Answer
The general term is ${a_n} = \left( {\sqrt {n + 1} - \sqrt {n + 2} } \right)$.
The sequence converges.
The limit of the sequence:
$\mathop {\lim }\limits_{n \to \infty } \left( {\sqrt {n + 1} - \sqrt {n + 2} } \right) = 0$
Work Step by Step
1. Starting with $n=1$, the general term is
${a_n} = \left( {\sqrt {n + 1} - \sqrt {n + 2} } \right)$
2. Replacing $n$ by $x$, write $f\left( x \right) = \left( {\sqrt {x + 1} - \sqrt {x + 2} } \right)$.
For large $x$, we have $\sqrt {x + 1} \approx \sqrt{x}$ and $\sqrt {x + 2} \approx \sqrt{x}$. Thus, $f\left( x \right) \to 0$ as $x \to \infty $. So, $f\left( x \right)$ converges. Therefore, the sequence also converges.

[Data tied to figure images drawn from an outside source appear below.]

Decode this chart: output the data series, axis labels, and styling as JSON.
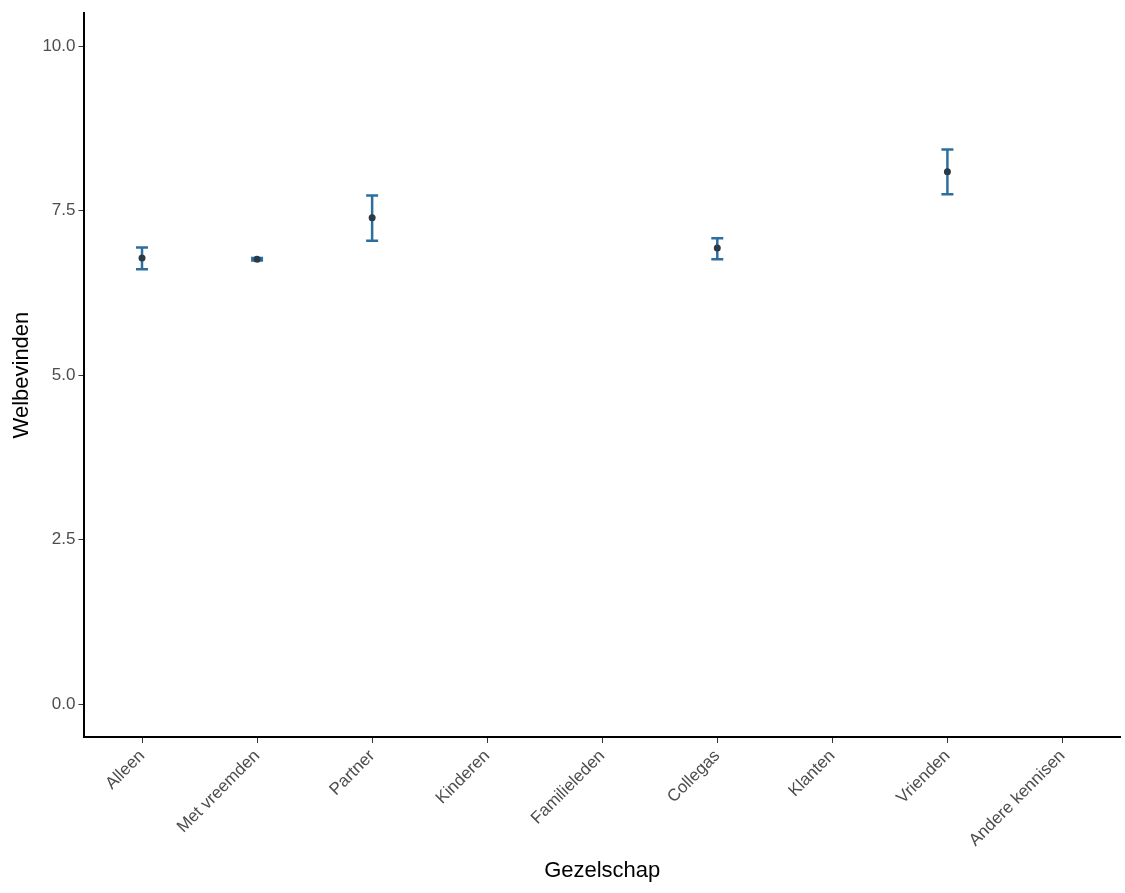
{
  "chart_data": {
    "type": "scatter",
    "xlabel": "Gezelschap",
    "ylabel": "Welbevinden",
    "categories": [
      "Alleen",
      "Met vreemden",
      "Partner",
      "Kinderen",
      "Familieleden",
      "Collegas",
      "Klanten",
      "Vrienden",
      "Andere kennisen"
    ],
    "series": [
      {
        "color": "#2b3a47",
        "values": [
          6.78,
          6.76,
          7.39,
          null,
          null,
          6.93,
          null,
          8.09,
          null
        ],
        "errors": [
          [
            6.61,
            6.94
          ],
          [
            6.74,
            6.78
          ],
          [
            7.04,
            7.73
          ],
          null,
          null,
          [
            6.76,
            7.08
          ],
          null,
          [
            7.75,
            8.43
          ],
          null
        ]
      }
    ],
    "ylim": [
      -0.5,
      10.5
    ],
    "yticks": [
      {
        "value": 0,
        "label": "0.0"
      },
      {
        "value": 2.5,
        "label": "2.5"
      },
      {
        "value": 5,
        "label": "5.0"
      },
      {
        "value": 7.5,
        "label": "7.5"
      },
      {
        "value": 10,
        "label": "10.0"
      }
    ],
    "grid": false,
    "legend": false,
    "marker": "circle"
  }
}
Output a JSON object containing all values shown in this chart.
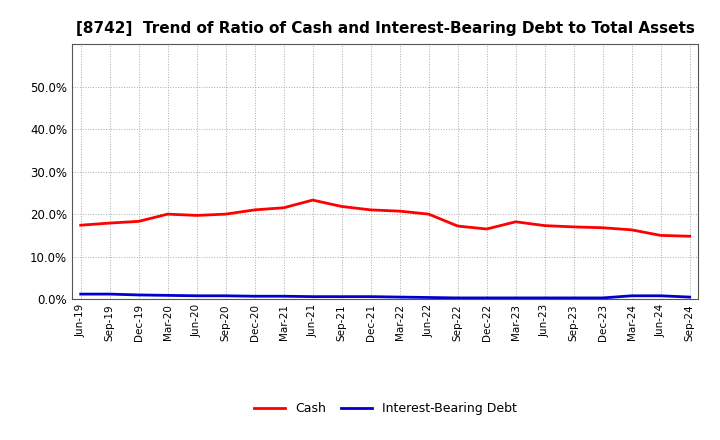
{
  "title": "[8742]  Trend of Ratio of Cash and Interest-Bearing Debt to Total Assets",
  "x_labels": [
    "Jun-19",
    "Sep-19",
    "Dec-19",
    "Mar-20",
    "Jun-20",
    "Sep-20",
    "Dec-20",
    "Mar-21",
    "Jun-21",
    "Sep-21",
    "Dec-21",
    "Mar-22",
    "Jun-22",
    "Sep-22",
    "Dec-22",
    "Mar-23",
    "Jun-23",
    "Sep-23",
    "Dec-23",
    "Mar-24",
    "Jun-24",
    "Sep-24"
  ],
  "cash": [
    0.174,
    0.179,
    0.183,
    0.2,
    0.197,
    0.2,
    0.21,
    0.215,
    0.233,
    0.218,
    0.21,
    0.207,
    0.2,
    0.172,
    0.165,
    0.182,
    0.173,
    0.17,
    0.168,
    0.163,
    0.15,
    0.148
  ],
  "debt": [
    0.012,
    0.012,
    0.01,
    0.009,
    0.008,
    0.008,
    0.007,
    0.007,
    0.006,
    0.006,
    0.006,
    0.005,
    0.004,
    0.003,
    0.003,
    0.003,
    0.003,
    0.003,
    0.003,
    0.008,
    0.008,
    0.005
  ],
  "cash_color": "#ff0000",
  "debt_color": "#0000cc",
  "ylim": [
    0.0,
    0.6
  ],
  "yticks": [
    0.0,
    0.1,
    0.2,
    0.3,
    0.4,
    0.5
  ],
  "background_color": "#ffffff",
  "grid_color": "#aaaaaa",
  "title_fontsize": 11,
  "legend_labels": [
    "Cash",
    "Interest-Bearing Debt"
  ]
}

Now, we find the limit of the sequence:
$\mathop {\lim }\limits_{n \to \infty } {a_n} = \mathop {\lim }\limits_{n \to \infty } \left( {\sqrt {n + 1} - \sqrt {n + 2} } \right)$
$ = \mathop {\lim }\limits_{n \to \infty } \left( {\sqrt {n + 1} - \sqrt {n + 2} } \right)\dfrac{{\left( {\sqrt {n + 1} + \sqrt {n + 2} } \right)}}{{\left( {\sqrt {n + 1} + \sqrt {n + 2} } \right)}}$
$ = \mathop {\lim }\limits_{n \to \infty } \dfrac{{n + 1 - \left( {n + 2} \right)}}{{\sqrt {n + 1} + \sqrt {n + 2} }} = \mathop {\lim }\limits_{n \to \infty } \dfrac{{ - 1}}{{\sqrt {n + 1} + \sqrt {n + 2} }} = 0$
Thus, the sequence converges and its limit is $0$.